There are many questions yet to be answered. Why did the shooter decide to do this? And how was he able to get his hand on a loaded gun?  Who did the gun belong to?  Most school shooters use guns from home, guns that are not secured.  Guns that are accessible.  Storing guns responsibly not only prevents kids from unintentionally shooting themselves or someone else, they also can prevent tween and teen firearm suicides. And, they can prevent school shootings.

There are other questions, too.  Why does our country continue to accept these shootings as inevitable?  Why do we accept that they happen over and over? These shootings happen in big schools and small schools. They happen in urban cities, affluent suburbs, and rural towns. The only common denominator of course is guns. And, almost all the shooters are white males. No one ever thinks it will happen where they live or at their kids’ school. But in our country, they happen often. Most are barely even covered on the news.

It doesn’t have to be this way, you know. It’s not like this in other developed countries. There are not more “mentally ill” people in other counties. There are not more video games in other countries. There are not more “evil” people in other countries. But, there are not more guns than people in other countries, either.

Did you know that last year, there were 44 school shooting incidents in elementary and secondary schools resulting in 25 child deaths and 60 child injuries? Probably not because in the news cycle these days, the only shootings that get much media attention, whether they are at schools or anywhere else, are the ones with dozens of fatalities.

In 2016, there was a shooting at an elementary, middle or high school every 8.3 days.

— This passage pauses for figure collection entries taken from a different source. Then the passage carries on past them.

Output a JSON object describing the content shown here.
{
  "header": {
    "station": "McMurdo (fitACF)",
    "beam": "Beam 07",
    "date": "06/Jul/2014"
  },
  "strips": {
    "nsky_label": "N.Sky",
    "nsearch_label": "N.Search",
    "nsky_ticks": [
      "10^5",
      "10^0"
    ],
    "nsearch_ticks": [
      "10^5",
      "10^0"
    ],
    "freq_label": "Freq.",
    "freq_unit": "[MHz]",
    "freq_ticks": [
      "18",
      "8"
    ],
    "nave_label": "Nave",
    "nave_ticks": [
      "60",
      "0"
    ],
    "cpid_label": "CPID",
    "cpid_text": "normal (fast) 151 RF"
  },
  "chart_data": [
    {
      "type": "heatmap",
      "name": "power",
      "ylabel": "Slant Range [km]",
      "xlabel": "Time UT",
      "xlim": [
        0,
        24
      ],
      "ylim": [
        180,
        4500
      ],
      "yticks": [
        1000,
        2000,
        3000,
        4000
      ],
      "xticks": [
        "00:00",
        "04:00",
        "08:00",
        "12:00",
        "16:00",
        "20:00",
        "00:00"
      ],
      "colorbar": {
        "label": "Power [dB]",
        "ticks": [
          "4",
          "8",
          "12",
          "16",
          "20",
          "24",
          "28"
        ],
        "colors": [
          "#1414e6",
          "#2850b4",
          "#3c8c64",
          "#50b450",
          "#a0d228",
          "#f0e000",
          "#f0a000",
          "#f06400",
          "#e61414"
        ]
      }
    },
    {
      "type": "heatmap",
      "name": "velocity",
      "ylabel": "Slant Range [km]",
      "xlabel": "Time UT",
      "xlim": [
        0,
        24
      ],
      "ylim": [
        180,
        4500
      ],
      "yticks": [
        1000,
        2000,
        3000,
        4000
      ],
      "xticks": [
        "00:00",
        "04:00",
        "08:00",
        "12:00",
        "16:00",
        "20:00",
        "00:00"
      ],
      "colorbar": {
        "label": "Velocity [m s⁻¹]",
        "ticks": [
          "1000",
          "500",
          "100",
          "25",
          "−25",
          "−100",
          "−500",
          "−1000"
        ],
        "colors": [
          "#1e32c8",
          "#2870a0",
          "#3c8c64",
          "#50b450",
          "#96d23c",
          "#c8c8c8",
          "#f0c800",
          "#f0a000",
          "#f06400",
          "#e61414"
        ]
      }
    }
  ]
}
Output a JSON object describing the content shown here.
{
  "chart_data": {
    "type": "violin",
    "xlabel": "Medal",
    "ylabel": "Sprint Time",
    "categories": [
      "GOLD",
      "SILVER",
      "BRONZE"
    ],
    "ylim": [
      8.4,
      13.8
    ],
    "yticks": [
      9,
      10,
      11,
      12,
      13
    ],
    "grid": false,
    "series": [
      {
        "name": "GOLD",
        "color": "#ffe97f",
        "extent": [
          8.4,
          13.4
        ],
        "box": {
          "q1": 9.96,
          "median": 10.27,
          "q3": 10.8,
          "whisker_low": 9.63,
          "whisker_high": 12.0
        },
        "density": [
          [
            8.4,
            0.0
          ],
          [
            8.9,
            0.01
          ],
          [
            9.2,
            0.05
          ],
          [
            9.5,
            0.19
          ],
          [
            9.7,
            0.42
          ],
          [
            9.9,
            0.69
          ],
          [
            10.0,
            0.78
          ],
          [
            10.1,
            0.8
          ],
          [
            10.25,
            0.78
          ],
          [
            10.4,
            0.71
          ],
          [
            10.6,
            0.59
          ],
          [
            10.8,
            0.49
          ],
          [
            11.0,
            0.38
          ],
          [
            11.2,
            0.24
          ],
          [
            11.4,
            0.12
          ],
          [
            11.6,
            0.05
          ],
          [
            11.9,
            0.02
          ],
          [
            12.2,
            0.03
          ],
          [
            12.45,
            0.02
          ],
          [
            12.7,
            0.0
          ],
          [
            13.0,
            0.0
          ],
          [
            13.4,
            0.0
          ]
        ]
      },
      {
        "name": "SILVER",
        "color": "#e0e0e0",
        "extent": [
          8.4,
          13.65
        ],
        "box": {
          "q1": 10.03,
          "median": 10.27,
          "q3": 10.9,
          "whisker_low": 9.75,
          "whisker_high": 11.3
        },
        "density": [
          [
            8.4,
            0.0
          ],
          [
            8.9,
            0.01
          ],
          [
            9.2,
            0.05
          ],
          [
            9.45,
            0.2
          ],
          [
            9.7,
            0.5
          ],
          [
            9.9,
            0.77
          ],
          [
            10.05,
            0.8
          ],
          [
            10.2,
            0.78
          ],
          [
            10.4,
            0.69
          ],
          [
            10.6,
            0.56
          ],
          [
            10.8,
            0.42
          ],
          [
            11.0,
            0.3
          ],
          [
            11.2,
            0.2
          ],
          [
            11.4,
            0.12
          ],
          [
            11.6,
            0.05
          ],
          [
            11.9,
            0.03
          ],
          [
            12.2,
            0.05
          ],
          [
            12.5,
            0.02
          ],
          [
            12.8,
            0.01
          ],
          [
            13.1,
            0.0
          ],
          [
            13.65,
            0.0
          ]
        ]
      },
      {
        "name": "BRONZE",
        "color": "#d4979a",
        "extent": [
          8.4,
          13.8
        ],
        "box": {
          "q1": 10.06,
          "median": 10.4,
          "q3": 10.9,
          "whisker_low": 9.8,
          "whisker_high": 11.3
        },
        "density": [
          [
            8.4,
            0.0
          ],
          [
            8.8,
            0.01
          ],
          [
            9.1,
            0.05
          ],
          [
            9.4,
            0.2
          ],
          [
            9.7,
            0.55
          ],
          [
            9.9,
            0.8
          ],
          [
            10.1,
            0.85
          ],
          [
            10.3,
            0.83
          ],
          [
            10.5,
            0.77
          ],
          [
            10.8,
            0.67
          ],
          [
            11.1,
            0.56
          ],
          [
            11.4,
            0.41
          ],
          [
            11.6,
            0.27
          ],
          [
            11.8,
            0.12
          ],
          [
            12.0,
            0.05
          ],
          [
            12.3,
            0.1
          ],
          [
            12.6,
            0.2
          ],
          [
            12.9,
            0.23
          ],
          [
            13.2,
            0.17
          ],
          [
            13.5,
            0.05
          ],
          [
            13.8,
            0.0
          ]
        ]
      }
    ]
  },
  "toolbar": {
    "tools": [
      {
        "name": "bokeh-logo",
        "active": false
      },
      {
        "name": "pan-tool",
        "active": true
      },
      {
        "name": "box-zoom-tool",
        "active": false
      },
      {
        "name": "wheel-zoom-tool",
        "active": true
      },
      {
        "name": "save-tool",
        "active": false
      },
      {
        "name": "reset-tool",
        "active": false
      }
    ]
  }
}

On Monday around 8am, in tiny Italy, Texas, a 16-year-old armed with .380 handgun went to school at shot and injured a 15-year-old girl.   Later that same day in New Orleans, while students ate lunch outside, a pickup truck drove by Net Charter High School and opened fire. No one was injured, which was truly lucky.  Often the only difference between being hit by a bullet is just a matter of inches.  And for that matter, often the only difference between being injured or killed by a bullet is a matter of inches.

Another question that must be asked is why our elected leaders choose to do nothing?  Make no mistake – the choice to offer up “thoughts and prayers” instead of resolving to do something is a conscious choice.  It’s been 24 hours since the shooting in Kentucky and the president has not acknowledged it himself, although he has found time to tweet on a variety of other subjects. And let’s also be clear that the collective shrugging of shoulders as if there’s nothing that can be done is also a choice because there are things that can be done.  There are many things that can be done, in fact, to address gun violence while still respecting the second amendment.  But doing something means pushing back on National Rifle Association talking points. And not taking their money.  It also means studying the volumes of published peer-reviewed academic research and implementing evidenced-based policies that can reduce the number of people – the number of CHILDREN – who are injured or killed by bullets every day in our country.  While we will never be able to stop all gun violence, we can take steps to reduce it.

While we can’t prevent every shooting, we can prevent some. And that is something.